The results of the present study demonstrate a positive correlation of CD3+ T-cells and high c-kit expression with VEGF and CD31. Overall survival study revealed that high c-kit/VEGF group retained the significant relationship with OS by multivariate analysis arising as an independent predictor of poor prognosis. Angiogenesis is crucial in the growth and spread of malignant mammary tumors [38, 39]. The findings of our work are in accordance with recent literature in human breast cancer [39] and in CMT [2, 10, 11] suggesting that CD3+ T-lymphocyte cytokines in mammary tumor sites may stimulate angiogenesis through the induction of proangiogenic factors as VEGF that contribute to new blood vessel formation from preexisting ones and are implicated in mammary tumor aggressiveness and shorter OS times. Our results support also the possibility of common signaling pathways between c-kit and VEGF that have a key role in tumor angiogenic switch, malignancy, and poor prognosis. In dogs there are only a few studies accessing the expression of c-kit in mammary tumorigenesis [2527]. The lack of other studies in CMT and the controversy of results in human breast cancer studies [2224] preclude more adequate comparisons of our results. However in small cell lung cancer was demonstrated that the activation of c-kit by stem cells factor (SCF) leads to a predominantly HIF-1-alpha-mediated enhancement of VEGF expression and that inhibition of c-kit signalling with imatinib could result in inhibition of tumor angiogenesis [40].
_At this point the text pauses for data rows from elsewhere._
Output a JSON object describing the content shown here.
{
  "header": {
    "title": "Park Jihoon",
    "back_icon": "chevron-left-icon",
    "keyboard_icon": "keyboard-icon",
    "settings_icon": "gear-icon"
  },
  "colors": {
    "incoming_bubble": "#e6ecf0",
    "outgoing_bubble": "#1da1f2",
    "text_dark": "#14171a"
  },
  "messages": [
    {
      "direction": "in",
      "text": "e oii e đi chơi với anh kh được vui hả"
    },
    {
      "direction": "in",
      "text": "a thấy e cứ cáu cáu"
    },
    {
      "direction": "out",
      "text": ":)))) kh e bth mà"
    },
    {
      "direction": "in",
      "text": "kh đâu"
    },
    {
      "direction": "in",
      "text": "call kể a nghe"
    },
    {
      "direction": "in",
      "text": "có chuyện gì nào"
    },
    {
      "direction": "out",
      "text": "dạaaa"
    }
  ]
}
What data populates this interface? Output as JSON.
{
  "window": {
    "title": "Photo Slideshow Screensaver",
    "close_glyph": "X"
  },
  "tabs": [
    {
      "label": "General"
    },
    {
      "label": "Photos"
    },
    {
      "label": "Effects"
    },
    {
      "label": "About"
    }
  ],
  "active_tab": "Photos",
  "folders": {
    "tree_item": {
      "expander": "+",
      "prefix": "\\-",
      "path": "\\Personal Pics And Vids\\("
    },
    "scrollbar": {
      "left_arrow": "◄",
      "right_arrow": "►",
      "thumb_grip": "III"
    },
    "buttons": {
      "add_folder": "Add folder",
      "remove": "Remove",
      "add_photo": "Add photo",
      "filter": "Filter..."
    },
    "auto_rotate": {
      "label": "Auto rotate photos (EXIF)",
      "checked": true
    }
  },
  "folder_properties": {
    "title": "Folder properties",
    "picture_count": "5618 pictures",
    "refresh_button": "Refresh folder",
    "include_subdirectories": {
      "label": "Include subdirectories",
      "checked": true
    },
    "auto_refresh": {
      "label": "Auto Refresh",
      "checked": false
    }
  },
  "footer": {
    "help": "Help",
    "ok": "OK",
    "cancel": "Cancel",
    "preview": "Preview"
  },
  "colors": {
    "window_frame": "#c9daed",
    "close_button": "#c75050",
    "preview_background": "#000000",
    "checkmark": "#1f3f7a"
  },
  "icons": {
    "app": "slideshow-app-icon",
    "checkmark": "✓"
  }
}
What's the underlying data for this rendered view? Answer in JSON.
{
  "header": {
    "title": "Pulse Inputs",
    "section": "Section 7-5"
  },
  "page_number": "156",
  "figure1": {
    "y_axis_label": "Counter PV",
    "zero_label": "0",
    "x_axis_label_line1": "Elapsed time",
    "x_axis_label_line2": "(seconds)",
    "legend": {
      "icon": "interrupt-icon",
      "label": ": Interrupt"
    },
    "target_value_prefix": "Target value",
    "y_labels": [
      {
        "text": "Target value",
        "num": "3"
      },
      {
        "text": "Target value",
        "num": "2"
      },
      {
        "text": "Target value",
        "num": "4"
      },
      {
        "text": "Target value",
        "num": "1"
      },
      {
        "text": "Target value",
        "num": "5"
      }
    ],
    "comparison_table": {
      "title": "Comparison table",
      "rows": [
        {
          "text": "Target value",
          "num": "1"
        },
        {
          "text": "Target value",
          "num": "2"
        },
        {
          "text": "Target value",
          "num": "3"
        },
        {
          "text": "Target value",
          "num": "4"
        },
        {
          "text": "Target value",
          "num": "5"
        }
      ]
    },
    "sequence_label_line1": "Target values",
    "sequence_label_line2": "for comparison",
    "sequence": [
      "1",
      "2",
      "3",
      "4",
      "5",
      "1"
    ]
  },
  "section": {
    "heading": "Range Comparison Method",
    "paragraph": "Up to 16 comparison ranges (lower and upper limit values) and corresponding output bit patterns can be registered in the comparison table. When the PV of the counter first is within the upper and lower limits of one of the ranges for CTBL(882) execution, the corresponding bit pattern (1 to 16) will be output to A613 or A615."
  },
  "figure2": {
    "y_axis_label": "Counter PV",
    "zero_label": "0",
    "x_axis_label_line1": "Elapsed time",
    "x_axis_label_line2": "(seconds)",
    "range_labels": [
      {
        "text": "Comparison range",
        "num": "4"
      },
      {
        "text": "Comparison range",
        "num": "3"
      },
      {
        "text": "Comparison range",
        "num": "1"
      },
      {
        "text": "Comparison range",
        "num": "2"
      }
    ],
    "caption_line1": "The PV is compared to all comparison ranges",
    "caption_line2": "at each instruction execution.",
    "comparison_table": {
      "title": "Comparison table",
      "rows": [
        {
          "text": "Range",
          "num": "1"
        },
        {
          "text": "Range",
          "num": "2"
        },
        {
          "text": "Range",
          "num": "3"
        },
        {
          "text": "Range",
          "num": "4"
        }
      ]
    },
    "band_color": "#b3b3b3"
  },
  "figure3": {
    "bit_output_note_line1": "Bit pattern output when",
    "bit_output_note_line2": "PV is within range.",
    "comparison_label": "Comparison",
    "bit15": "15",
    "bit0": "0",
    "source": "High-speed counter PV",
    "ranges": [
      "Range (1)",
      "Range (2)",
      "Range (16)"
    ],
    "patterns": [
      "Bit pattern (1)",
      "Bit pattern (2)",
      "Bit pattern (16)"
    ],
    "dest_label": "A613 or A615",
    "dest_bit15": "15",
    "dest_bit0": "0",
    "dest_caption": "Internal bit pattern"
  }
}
Our data showed also a significant association and a positive correlation between CD3+ T-lymphocytes and c-kit expression. Furthermore concurrent overexpression of these markers was statistically associated with variables of tumor aggressiveness and shorter OS. In several human tumors, including breast cancer, the SCF that triggers the c-kit signaling pathways has been described as possibly being involved in differentiation, migration, survival, and maturation of T-cells and other inflammatory cells into tumor sites, by a complex relation between mast cells, tumor cells, and T-lymphocytes in the tumor microenvironment [15, 16]. In humans, the upregulation of c-kit by dendritic cells via, induce the activation of PI3 kinase signaling that block IL-12 and promote IL-6 serum production, which in turn supports an immune twisting toward Th2 and Th17 subsets and away from Th1 responses. The Th2 and Th17 cytokines induce T-cell tolerance which is a deleterious immune condition in a variety of diseases, including cancer [15, 17, 18]. All of these immune functions attributed to c-kit disclose the complex relation between c-kit/SCF axis, tumor cells, and T-cells in the tumor microenvironment that could result in chronic inflammation with immune balance from activation to tolerance and may be implicated in mammary tumorigenesis. Therefore, the c-kit/SCF pathways not only are important for the remodeling of tumor microenvironment but also could be a very important target for tumor immunological therapy.

5. Conclusion

Results of this study strongly suggest that T-lymphocytes may share common signaling pathways with c-kit and VEGF in CMT progression and may contribute to increased angiogenesis, tumor aggressiveness, and poor prognosis.

Conflict of Interests

None of the authors has any financial or personal relationships that could inappropriately influence the content of this paper.


This study was supported partially by the Strategic Research Project Pest OE/AGR/UI0772/2011, the Research Project UID/AGR/04033/2013, and a Ph.D. Scholarship SFRH/BD/78771/2011, all of them financed by the Portuguese Foundation for Science and Technology (FCT).